The government is stumping up £400 million to help give patients with mental health problems better access to psychological therapies endorsed by the National Institute for Health and Clinical Excellence.
At least 25% of the population will be hit with a mental health problem at some point during their lifetime, and some may find it surprising that mental ill-health is actually the largest single cause of illness in the UK, representing up to 23% of the total burden of ill health in the country.
Under its new No health without mental health strategy, the government has laid out plans that it hopes will transform the mental health and well-being of the nation, with a stronger emphasis on early intervention and prevention to help address the underlying causes of mental ill-health.
The £400 million investment is central to the plans, helping to extend the availability of a range of psychological therapies, including Cognitive Behavioural Therapy, counseling for depression, and interpersonal psychotherapy for those who need it.

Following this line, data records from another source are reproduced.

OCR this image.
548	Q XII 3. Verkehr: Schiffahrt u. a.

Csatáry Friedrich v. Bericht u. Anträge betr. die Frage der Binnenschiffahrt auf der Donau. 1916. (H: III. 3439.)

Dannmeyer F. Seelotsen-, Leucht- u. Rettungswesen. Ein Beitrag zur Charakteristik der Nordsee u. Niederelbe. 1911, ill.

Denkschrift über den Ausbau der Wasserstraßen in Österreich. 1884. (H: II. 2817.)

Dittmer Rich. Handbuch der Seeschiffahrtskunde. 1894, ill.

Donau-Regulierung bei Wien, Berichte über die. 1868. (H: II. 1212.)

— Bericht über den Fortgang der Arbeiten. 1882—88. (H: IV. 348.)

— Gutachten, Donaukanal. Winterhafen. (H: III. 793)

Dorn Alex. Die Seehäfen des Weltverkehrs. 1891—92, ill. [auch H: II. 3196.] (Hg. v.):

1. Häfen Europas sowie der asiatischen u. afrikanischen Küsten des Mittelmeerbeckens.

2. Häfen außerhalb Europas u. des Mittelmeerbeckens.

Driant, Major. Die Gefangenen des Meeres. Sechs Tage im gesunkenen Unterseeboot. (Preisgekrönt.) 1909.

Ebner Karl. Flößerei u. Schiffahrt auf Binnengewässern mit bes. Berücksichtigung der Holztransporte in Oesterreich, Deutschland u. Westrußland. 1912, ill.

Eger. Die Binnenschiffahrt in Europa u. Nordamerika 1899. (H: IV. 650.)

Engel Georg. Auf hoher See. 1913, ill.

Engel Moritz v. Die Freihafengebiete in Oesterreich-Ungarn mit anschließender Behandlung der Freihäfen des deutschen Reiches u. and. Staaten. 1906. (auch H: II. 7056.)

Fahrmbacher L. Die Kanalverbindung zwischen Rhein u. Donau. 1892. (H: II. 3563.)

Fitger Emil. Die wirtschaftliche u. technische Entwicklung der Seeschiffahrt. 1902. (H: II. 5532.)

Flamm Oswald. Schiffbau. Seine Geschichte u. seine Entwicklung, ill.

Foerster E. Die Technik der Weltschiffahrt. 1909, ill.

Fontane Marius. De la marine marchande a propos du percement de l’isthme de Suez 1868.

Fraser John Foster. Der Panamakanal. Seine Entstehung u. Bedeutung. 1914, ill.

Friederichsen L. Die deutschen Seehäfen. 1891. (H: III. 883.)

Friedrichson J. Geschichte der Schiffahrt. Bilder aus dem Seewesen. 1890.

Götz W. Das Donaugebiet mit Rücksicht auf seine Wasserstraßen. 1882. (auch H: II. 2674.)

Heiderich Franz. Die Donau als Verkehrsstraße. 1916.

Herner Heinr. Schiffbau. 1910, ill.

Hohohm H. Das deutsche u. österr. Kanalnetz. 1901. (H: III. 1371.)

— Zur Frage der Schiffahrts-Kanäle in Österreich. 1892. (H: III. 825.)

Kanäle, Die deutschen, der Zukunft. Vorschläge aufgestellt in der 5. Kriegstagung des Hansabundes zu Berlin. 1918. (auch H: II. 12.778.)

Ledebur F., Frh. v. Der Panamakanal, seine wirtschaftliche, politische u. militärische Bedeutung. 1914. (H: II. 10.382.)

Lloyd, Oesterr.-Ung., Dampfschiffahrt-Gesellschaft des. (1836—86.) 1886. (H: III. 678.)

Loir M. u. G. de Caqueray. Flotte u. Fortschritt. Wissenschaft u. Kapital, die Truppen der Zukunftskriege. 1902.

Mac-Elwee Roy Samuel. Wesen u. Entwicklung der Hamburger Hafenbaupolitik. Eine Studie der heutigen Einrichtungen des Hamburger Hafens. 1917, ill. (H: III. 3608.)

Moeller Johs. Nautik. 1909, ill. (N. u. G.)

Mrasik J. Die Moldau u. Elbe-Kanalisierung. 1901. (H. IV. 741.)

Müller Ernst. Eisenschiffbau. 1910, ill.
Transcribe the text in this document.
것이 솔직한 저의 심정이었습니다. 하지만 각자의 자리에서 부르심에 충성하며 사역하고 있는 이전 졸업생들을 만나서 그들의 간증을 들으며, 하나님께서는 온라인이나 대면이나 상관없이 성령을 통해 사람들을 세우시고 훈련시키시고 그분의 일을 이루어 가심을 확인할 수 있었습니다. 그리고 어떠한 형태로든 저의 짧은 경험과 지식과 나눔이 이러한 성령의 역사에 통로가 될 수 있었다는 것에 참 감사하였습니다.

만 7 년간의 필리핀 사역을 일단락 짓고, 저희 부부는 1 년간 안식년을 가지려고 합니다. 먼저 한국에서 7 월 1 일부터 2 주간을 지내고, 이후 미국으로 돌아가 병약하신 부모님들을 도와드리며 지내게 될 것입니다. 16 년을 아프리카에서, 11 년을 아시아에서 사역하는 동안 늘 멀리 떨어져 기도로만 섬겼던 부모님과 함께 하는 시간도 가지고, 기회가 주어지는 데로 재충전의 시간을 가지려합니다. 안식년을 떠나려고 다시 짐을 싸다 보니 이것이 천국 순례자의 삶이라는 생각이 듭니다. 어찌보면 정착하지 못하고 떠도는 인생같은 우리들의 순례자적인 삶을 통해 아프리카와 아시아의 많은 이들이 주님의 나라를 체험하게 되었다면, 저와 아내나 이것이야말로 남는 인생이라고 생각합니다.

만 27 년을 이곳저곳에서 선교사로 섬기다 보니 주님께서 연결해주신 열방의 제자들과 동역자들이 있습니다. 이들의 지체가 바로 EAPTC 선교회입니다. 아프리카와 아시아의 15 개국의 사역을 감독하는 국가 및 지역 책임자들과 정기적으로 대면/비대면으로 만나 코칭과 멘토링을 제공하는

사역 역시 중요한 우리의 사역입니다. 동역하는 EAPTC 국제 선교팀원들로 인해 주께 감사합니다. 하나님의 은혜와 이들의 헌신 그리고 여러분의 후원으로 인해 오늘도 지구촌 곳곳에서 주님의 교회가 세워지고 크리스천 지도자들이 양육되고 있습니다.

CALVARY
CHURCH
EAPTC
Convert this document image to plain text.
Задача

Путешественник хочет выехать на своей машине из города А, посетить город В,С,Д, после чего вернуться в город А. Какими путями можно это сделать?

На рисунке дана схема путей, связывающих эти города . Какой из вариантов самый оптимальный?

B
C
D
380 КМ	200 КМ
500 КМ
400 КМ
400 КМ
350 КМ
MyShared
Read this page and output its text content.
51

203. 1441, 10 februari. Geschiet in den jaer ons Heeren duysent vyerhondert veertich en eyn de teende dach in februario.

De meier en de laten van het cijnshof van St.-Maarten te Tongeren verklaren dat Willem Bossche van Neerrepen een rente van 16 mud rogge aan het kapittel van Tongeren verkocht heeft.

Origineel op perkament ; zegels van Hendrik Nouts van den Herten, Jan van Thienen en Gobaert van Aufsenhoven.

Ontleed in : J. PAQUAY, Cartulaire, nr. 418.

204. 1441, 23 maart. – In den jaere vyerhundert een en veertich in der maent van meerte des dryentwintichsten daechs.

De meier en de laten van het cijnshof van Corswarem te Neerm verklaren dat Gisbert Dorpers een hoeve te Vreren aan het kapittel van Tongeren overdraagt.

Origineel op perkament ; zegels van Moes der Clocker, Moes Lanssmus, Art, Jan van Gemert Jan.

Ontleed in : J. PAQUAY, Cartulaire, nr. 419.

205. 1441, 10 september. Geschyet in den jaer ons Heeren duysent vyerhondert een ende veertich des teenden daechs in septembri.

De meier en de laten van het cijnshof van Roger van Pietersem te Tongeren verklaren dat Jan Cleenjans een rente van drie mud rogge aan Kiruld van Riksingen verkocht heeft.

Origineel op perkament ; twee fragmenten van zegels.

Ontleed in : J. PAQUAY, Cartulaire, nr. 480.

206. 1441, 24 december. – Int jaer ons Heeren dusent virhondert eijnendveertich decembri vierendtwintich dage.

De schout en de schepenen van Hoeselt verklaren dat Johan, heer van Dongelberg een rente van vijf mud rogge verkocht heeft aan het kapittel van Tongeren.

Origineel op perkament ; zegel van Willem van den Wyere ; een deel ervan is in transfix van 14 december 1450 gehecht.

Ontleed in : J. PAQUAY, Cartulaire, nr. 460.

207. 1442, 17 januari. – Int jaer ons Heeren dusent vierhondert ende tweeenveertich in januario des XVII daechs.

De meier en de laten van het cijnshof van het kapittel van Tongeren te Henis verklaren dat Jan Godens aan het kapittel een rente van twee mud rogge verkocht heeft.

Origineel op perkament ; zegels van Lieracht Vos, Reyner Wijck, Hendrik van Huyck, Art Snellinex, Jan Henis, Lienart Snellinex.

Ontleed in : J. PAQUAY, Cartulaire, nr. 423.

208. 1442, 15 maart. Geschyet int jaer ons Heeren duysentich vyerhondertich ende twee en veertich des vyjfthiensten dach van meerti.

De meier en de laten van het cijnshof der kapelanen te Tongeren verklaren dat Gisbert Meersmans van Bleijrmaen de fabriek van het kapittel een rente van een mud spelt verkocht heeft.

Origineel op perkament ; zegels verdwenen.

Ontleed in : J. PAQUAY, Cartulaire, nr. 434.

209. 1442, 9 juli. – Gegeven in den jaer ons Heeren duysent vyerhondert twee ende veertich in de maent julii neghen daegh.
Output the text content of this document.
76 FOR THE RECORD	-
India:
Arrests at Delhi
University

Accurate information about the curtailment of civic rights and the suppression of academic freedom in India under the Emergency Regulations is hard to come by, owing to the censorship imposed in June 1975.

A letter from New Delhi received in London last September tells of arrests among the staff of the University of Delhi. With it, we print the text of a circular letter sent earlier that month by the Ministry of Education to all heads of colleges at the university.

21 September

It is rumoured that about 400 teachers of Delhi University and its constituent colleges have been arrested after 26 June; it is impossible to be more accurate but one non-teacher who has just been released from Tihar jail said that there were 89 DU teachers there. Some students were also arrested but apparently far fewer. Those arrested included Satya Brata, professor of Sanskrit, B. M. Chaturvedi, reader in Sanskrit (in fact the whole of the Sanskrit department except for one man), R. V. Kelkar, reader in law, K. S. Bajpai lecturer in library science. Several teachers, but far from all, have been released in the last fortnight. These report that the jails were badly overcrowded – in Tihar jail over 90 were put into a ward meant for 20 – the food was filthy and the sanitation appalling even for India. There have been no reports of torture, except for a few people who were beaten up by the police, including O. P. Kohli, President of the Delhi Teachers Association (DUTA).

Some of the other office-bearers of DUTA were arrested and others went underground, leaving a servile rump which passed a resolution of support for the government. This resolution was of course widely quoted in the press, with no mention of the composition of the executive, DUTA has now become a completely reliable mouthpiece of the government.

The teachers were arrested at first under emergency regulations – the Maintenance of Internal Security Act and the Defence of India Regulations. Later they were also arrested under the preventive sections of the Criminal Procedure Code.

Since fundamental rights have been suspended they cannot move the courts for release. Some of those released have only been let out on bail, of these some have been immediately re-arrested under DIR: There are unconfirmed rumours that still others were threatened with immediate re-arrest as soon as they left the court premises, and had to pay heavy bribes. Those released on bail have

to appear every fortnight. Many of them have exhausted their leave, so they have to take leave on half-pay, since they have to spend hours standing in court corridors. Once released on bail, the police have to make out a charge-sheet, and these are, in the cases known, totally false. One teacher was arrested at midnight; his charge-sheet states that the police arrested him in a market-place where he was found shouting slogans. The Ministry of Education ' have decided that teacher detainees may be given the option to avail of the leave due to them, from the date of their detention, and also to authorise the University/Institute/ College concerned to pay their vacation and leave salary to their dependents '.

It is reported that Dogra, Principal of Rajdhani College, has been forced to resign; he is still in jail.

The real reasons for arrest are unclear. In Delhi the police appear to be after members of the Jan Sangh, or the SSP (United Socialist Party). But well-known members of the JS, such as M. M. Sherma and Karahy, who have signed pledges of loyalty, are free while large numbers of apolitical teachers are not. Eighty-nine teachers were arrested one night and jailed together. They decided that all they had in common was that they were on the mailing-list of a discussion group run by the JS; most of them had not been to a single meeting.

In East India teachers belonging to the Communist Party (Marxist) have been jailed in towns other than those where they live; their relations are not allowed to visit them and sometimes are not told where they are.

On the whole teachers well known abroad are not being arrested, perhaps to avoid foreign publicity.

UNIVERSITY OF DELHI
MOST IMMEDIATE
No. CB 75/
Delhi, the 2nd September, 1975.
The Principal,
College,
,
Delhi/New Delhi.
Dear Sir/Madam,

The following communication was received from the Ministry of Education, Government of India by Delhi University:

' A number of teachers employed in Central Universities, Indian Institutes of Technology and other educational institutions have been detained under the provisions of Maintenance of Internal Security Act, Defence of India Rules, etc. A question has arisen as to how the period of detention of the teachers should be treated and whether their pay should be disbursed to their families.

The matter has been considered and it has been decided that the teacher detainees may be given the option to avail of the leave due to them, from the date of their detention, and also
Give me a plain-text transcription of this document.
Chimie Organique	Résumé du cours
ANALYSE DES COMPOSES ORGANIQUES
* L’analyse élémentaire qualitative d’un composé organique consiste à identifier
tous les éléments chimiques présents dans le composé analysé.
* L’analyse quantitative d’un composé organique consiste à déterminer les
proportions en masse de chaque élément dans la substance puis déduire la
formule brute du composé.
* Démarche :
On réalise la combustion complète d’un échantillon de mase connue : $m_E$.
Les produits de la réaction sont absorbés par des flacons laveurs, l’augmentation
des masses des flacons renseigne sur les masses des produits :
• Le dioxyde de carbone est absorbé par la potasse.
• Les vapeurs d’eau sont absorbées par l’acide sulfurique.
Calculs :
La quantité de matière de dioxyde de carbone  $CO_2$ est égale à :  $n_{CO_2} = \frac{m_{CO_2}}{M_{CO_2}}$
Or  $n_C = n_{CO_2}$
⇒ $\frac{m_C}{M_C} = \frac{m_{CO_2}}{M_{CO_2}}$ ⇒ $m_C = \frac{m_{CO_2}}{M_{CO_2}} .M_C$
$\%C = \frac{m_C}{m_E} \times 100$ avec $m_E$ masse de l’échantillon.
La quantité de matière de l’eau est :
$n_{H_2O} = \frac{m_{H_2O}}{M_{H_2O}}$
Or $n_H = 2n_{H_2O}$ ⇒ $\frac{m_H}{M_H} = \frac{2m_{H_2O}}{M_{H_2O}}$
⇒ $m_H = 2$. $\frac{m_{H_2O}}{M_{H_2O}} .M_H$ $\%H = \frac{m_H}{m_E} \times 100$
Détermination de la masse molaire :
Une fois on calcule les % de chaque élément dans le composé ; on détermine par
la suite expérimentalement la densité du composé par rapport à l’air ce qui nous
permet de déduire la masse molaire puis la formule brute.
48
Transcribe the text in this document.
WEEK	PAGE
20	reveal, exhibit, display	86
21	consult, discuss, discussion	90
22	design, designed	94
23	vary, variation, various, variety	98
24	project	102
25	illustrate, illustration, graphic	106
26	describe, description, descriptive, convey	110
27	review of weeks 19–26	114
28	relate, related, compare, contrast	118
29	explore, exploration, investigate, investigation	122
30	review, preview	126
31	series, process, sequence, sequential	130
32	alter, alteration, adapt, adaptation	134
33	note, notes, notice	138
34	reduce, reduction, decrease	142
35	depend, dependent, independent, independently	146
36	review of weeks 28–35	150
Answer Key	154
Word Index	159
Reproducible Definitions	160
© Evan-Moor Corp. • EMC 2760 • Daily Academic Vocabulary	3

“The NHS will no longer focus its attention on treatment alone - but will move towards early intervention and prevention to deliver outcomes for patients which are amongst the best in the world," noted health secretary Andrew Lansley.
According to the government, extending psychological therapies to all those with mental health problems should help one million people recover from their condition by 2014 and 75,000 people live normal lives returning to work or education. In addition, the strategy will help save the public sector over £700 million in healthcare, tax and welfare gains, it said.